I have problem with using SAS7BDAT Reader node, because when I am trying to read SAS dataset, the date columns are converted to number. For example, date 02.01.2020 is reader as number 21916. I know that SAS does it sometimes because it starts counting the date from 1.1.1960 or so. However, when I open the dataset in SAS EG, I see date columns properly and with date format. When configuring the node, there is option of changing the encoding, so I guess that this may be it, but I was not able to find the encoding solving this issue. Did anybody have same issue and managed to solve it? Thank you for any advice.
As a long time user of SAS myself, I wanted to see if I could come up with something quickly for you. It turns out this is a bit more complicated than I thought it would be at first, but I think I got there.
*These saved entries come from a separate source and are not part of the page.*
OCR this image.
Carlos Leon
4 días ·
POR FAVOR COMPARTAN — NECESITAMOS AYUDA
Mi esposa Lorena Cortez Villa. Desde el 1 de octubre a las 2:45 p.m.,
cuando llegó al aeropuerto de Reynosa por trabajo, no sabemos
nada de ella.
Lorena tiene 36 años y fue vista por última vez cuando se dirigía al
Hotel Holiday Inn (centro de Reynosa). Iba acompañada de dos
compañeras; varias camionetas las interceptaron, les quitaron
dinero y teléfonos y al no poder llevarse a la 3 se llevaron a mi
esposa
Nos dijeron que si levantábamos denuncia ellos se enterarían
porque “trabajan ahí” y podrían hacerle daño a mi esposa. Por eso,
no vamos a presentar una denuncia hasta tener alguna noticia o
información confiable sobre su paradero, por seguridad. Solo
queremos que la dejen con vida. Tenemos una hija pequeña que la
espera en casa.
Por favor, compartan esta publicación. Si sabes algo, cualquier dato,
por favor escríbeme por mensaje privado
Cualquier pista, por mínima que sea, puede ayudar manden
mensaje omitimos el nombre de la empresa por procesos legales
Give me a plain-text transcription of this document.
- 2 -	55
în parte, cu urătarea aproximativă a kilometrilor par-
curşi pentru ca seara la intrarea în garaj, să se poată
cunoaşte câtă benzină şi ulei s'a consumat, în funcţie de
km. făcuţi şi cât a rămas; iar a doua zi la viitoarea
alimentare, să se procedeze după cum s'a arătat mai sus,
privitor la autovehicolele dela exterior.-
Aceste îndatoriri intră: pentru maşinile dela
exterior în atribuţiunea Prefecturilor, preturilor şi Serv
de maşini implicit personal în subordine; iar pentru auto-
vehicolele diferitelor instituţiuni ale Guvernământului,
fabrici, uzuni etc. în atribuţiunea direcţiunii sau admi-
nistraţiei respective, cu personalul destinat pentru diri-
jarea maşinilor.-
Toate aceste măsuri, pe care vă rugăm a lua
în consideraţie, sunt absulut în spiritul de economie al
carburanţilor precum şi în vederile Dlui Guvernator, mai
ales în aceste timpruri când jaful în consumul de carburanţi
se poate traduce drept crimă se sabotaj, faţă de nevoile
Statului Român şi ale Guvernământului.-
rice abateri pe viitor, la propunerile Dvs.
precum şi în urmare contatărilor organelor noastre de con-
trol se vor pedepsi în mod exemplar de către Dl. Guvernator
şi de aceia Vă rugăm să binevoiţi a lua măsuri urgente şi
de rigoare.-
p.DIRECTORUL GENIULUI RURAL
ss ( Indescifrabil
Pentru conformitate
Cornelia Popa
As you noticed, SAS7BDAT files store dates as days since Jan 1 1960 (they also store times as seconds since that date). SAS Enterprise Guide does this conversion for you automatically, but the SAS7BDAT Reader does not.
In the workflow below I’ve included a couple of ways to approach this - one using a little bit of R code, and the other using native KNIME nodes. They both return the same result, although the KNIME approach involves several nodes and is a bit of an exercise in understanding how Date&Time conversion works in KNIME, among other things. (Also, it could probably be improved, I just threw it together quickly.)
At any rate, try this out and see what you think. The advantage of using a component here is that once you have a working solution, you can just share the component in your local workspace, and use it again in the future when the issue of SAS Date conversion comes up.
First of all, thank you very much for your effort. I have managed to import and run part of the workflow (it was bit of challenge to run it on company PC). However, I am not able to execute the R Snippet, even though, that I have installed R Snippet extension. I suppose, that R language has to be installed prior execution, right? Also, I am using knime 4.3, is that a problem, because as far as I know, the current version is 4.4.
Regarding the ‘Knime-based conversion’. This works for me, and converts to date format correctly, however it cant be configured and I dont know how to create, or use this node in future for such conversions. Sorry for maybe stupid questions, but I am new with knime and its still bit confusing for me.
Correct. R needs to be installed locally in order to integrate it with KNIME. Here is link for R Integration but if you are not familiar with it and if it’s not used within your company don’t think there is much sense to use it only for this task. However if you have time and want to learn new skill R is a good choice
Looking at attached workflow (and the one I provided at the bottom) you should be just fine with 4.3 version.
Thank you very much for an enhancing answer! I am really surprised by the willingness and activity of local forum members.
I have tried to play with the component you shared above, however it does not work for me as it should. When I import the workflow, I have following error message:
Then, when I try to execute the component, the workflow stops on “column rename” node, with Log message:
WARN Column Rename 3:14:0:30 Duplicate column name ‘Start Date’ at index ‘0’ and ‘2’
seems configuration from Table Manipulator regarding included (filtered) columns is not restored when opening workflow with 4.3. version. That causes duplicate column names. To fix it you only need to check (include) SAS Date Start(shifted) column.